Das Bundesarbeitsministerium und das Deutsche Rotes Kreuz (DRK) haben sich bereits im Vorfeld der BAG-Entscheidung auf einen Kompromiss verständigt. Das Ziel besteht darin, den Einsatz von Rotkreuzschwestern in Kliniken und Pflegeeinrichtungen nach dem bisherigen Modell sicherzustellen. Wie das Bundesministerium für Arbeit und Soziales (BMAS) mitteilt, haben sich Bundesarbeitsministerin Andrea Nahles und der Präsident des Deutschen Roten Kreuzes, Dr. Rudolf Seiters auf eine Lösung zum Erhalt des bisherigen Modells der DRK-Schwesternschaften verständigt.

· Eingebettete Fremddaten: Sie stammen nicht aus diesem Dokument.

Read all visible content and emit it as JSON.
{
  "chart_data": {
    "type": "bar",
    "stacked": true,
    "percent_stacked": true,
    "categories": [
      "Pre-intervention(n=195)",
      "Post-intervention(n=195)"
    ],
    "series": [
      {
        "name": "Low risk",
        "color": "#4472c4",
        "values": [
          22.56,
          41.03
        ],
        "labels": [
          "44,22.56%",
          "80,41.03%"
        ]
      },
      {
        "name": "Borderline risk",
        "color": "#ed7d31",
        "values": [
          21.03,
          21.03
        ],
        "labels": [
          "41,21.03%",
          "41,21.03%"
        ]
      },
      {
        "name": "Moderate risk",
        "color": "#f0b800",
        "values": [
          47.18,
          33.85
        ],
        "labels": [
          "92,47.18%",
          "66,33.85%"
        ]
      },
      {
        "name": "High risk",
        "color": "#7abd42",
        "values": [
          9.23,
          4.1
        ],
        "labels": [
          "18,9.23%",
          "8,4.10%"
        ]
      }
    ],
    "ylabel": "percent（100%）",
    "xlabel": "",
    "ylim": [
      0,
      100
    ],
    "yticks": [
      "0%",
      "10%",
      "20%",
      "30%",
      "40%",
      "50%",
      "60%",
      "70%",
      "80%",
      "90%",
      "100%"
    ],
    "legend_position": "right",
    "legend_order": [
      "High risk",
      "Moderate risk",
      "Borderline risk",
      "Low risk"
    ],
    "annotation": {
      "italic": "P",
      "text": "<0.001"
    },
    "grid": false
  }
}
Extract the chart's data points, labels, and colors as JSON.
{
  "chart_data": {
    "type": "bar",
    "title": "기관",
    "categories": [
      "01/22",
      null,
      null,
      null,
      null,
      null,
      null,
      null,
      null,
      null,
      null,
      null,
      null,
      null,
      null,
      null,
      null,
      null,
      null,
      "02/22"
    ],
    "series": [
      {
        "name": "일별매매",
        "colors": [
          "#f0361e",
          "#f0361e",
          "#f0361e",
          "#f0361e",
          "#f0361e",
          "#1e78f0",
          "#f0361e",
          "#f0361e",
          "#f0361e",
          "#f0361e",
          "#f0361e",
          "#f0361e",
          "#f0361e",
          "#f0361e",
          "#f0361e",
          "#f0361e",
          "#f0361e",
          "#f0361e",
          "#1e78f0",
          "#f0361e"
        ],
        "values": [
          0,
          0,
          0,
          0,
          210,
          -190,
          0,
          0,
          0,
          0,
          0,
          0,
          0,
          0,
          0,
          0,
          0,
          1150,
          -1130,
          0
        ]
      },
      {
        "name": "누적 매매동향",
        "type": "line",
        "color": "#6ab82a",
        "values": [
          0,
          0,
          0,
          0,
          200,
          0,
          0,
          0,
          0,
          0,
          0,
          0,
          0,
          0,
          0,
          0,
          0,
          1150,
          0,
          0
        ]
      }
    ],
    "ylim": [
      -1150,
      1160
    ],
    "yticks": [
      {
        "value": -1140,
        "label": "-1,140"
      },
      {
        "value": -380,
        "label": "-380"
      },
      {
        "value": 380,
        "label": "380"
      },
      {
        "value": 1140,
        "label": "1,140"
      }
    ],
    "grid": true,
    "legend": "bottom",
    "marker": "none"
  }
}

Ausnahmeregelung im DRK-Gesetz geplant

Mit einer Ergänzung des DRK-Gesetzes soll geregelt werden, dass für die Gestellung von Mitgliedern einer Schwesternschaft vom Deutschen Roten Kreuz (Rotkreuzschwestern) das AÜG mit der Maßgabe gilt, dass die Regelungen zur Überlassungshöchstdauer nicht anwendbar sind. Damit wäre die unbefristete Gestellung von Mitgliedern einer DRK-Schwesternschaft weiterhin möglich.

Die Bundesarbeitsministerin und der DRK-Präsident erklärten ihre Zufriedenheit mit dem Kompromiss. Beide hielten fest, dass das Deutsche Rote Kreuz und das Bundesarbeitsministerium zur Zulässigkeit von weitergehenden Ausnahmen vom AÜG unterschiedliche Rechtsauffassungen vertreten.